8th January 2019
Currently, we are working on a specific location with a defined strategy. Generally speaking in the current environment you cannot purchase a property with the hope of reselling in a few months’ time for a profit.
Therefore, the alternative way to exit needs to be by way of refinance. This allows one to add value and extract most or all the capital back out.
In the current environment if you purchase a property for X amount there is a chance it will be X-5% in a month or two. This is the reason why many people are sitting on the fence and nervous about entering the market.
However, this means there exists motivated sellers in the market and insufficient buyers, leading to a drop in price and an opportunity on occasion to get a cracking deal. In years to come people will be surprised such opportunity even existed.
This was the case in 2013 when we purchased 23 apartments in Kilburn, on behalf of our client, for £2.675M. At the time this equated to only £299 per sq. ft. This deal was presented to us when the buyer at the time (who was at a higher level) was dragging his feet. There were many issues with the building and decisions had to be made.
From my perception it seemed the buyer was leaning on the lawyer to deal with the issues, and the lawyer predictably was covering himself from future claims. Therefore, the deal was not moving forward. His slow approach allowed us to swoop in and take the deal at a bargain.

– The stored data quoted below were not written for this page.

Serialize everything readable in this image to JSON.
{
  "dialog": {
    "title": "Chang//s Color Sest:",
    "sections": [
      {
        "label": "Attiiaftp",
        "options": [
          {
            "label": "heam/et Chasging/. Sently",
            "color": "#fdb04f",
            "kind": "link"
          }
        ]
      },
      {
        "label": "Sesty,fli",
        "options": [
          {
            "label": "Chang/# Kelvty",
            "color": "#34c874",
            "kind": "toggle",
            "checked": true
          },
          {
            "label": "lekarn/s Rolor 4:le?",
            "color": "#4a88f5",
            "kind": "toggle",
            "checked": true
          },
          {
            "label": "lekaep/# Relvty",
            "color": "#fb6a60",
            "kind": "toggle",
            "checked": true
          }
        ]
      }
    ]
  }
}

At the moment, we are looking at smallish lumps, from £350K to £550K freehold properties in a specific location; the aim will be to turn them in to HMOs.
This will target two objectives. One is to enhance the rental to over 75% more than the property would attract as is. The second objective will be to use the enhanced rental income to extract funds out of the property, releasing trapped funds, so you can be in a position to invest again.
This strategy can be followed in many locations. There was a recent survey prompted by the rise in train ticket prices which analysed several locations which were close to London. The analysis was based on three variables: house prices, commuter times to London and train ticket prices. On the surface this looked like an interesting article. But on closer inspection it fell short, it was based too much on theory, and took no account of how underlying prices will perform in the years to come.
Our decision to focus on this one specific location is backed by 18 pages of in house research. We believe the underlying asset will perform extremely well in years to come, in a sustained and steady manner. In addition, your funds will not be trapped in the property and it will be yielding a positive cash flow. A mean feat anywhere in London.